Cannon noted that Atlanta is one of the nation's leading centers for hospitality. "The city is the headquarters for a number of hotel brands,
ownership groups, institutional investors, brokerage and consulting firms," she said. "We plan to offer hands-on internship programs as part of the curriculum. We have strong relationships with top hotel executives in the region and already have a number of internship commitments."
The fall semester will begin with 10 to 15 students, expanding to 20 to 25 students over the next several years. "U.S. News & World Report ranks the J. Mack Robinson College of Business among the nation's top 10 and Georgia State's School of Hospitality has been ranked in the top 15 hospitality programs in the nation. We expect this new MBA program will further enhance our credentials," she added.

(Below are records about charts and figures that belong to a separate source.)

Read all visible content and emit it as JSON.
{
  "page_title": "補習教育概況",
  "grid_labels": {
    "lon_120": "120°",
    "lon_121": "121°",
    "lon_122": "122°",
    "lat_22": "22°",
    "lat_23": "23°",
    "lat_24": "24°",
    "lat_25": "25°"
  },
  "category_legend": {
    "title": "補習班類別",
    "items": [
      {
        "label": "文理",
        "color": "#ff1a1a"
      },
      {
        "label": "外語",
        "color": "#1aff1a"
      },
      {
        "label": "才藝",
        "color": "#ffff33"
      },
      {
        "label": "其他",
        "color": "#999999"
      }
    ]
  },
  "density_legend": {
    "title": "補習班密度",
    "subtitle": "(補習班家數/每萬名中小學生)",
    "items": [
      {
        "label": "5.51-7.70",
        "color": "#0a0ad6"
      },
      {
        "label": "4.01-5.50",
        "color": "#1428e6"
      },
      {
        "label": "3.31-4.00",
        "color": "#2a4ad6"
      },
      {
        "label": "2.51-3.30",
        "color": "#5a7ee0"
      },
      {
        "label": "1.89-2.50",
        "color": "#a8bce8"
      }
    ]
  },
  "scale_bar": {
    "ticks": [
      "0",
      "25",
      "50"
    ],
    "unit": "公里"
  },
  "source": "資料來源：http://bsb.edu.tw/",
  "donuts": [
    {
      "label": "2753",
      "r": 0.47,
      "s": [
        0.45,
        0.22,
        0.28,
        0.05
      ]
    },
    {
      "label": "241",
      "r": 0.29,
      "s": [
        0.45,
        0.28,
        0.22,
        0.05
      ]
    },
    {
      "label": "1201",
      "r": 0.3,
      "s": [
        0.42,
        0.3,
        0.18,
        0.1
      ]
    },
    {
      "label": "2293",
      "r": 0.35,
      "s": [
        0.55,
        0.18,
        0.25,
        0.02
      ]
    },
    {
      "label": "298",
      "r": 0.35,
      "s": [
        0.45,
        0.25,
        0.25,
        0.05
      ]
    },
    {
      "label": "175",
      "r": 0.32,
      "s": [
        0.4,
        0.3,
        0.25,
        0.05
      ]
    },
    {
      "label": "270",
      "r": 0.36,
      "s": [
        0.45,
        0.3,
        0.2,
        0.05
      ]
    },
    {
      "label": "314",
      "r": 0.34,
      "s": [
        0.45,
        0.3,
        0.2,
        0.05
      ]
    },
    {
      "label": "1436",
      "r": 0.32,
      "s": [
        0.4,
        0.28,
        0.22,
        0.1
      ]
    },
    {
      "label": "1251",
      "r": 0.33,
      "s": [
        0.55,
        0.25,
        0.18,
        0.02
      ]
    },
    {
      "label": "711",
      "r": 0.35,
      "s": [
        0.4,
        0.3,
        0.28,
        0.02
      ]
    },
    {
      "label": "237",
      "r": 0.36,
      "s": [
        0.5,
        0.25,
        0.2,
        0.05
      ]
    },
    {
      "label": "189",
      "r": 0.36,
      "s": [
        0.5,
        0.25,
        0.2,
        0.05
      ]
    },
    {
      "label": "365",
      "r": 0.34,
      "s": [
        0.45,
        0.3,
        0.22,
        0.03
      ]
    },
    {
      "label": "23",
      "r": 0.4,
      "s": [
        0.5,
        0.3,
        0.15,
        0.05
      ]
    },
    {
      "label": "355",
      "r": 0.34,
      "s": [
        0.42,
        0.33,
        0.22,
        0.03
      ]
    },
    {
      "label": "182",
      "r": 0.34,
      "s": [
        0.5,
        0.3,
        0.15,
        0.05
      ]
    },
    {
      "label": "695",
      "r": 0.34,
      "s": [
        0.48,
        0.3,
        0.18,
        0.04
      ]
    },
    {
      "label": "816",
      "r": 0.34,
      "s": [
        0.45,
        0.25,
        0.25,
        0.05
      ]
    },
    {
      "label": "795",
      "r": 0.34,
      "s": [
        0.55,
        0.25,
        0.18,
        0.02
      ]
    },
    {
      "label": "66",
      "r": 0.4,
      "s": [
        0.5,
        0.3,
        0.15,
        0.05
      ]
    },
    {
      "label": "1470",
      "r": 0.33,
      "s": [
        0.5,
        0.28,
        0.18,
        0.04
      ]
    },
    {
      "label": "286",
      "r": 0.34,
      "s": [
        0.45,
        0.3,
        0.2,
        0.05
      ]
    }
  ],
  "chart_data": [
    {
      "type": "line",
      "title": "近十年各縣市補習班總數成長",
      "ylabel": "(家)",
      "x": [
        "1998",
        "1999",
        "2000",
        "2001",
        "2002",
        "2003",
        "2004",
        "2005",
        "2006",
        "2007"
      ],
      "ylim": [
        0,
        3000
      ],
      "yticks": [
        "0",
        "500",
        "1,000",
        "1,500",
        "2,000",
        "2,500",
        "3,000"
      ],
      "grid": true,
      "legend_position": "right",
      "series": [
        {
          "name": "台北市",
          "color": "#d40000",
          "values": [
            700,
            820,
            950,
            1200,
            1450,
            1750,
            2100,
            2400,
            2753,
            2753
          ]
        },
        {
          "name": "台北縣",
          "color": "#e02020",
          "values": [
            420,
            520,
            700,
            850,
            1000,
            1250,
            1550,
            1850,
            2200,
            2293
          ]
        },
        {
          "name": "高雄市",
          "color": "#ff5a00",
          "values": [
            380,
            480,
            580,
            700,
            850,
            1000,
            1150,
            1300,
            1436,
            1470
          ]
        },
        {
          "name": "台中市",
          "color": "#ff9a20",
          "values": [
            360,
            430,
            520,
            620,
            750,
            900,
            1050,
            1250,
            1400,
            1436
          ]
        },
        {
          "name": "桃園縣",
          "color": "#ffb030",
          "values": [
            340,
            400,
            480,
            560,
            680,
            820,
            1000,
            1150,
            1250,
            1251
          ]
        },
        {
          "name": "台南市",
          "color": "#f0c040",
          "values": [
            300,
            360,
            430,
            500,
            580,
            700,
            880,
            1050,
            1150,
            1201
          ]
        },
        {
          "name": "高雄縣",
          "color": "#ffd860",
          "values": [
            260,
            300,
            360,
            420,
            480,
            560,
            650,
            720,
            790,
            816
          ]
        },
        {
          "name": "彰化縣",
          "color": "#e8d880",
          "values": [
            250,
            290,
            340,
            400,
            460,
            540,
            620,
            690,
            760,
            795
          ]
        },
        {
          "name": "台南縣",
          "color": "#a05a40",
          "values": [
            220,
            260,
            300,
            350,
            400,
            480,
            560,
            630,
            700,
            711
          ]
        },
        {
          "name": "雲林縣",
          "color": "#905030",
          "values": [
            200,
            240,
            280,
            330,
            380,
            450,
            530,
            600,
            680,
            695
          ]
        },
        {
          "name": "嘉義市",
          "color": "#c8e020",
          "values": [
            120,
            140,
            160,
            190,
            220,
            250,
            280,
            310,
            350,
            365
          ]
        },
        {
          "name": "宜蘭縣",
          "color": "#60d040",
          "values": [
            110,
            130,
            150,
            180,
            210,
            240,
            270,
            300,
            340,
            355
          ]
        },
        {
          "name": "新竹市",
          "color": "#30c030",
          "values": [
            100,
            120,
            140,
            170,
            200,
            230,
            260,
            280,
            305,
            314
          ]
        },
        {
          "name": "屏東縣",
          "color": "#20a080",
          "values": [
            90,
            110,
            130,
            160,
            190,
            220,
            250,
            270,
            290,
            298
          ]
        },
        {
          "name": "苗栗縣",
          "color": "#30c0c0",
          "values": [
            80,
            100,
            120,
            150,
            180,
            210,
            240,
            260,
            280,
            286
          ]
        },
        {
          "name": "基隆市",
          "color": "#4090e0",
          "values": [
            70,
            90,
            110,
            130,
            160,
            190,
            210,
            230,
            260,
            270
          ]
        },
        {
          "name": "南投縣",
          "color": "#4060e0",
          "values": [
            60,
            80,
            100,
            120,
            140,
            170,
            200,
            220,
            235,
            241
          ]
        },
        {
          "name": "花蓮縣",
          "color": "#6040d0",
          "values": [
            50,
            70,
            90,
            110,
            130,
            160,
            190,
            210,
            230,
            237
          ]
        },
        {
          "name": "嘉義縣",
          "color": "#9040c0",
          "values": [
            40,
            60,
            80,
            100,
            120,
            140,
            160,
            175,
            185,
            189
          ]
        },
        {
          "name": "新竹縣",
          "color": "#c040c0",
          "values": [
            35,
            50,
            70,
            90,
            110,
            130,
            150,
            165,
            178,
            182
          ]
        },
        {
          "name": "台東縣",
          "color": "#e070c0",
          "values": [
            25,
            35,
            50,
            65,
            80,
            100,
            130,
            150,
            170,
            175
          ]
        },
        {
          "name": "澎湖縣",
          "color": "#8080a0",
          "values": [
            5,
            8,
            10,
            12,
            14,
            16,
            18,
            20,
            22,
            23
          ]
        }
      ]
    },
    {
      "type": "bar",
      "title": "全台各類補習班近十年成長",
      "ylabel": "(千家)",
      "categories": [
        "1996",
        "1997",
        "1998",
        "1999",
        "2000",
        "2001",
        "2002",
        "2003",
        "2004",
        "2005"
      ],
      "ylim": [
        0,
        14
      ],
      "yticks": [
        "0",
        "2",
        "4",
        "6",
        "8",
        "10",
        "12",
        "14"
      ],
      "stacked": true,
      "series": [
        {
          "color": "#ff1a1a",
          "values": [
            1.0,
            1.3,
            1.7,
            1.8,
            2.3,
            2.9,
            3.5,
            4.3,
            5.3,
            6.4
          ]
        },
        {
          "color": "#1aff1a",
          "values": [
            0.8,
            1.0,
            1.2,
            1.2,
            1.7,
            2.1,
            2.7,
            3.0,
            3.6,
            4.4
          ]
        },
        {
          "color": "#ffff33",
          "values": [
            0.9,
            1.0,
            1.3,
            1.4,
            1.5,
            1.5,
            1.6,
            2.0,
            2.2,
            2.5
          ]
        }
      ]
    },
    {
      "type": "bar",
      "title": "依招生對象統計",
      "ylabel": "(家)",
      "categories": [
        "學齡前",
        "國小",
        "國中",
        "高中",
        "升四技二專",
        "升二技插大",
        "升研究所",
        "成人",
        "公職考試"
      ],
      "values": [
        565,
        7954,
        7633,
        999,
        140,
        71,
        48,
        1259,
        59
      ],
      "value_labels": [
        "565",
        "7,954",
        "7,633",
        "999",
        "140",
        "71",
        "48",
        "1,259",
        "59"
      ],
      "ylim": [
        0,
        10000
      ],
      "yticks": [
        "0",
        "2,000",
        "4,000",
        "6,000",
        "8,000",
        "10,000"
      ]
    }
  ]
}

For additional information on the MBA in Hotel Real Estate, contact
Debra Cannon at firstname.lastname@example.org
or visit the program's Web site at http://www.robinson.gsu.edu/hospitality.
The Cecil B. Day School of Hospitality Administration is the oldest and largest of its type in the state of Georgia. It is named in honor of the late founder of the Days Inn Hotel Company. His legacy of excellence serves as the foundation upon which the School of Hospitality Administration bases it vision for preparing graduates to be the next generation of hospitality executives.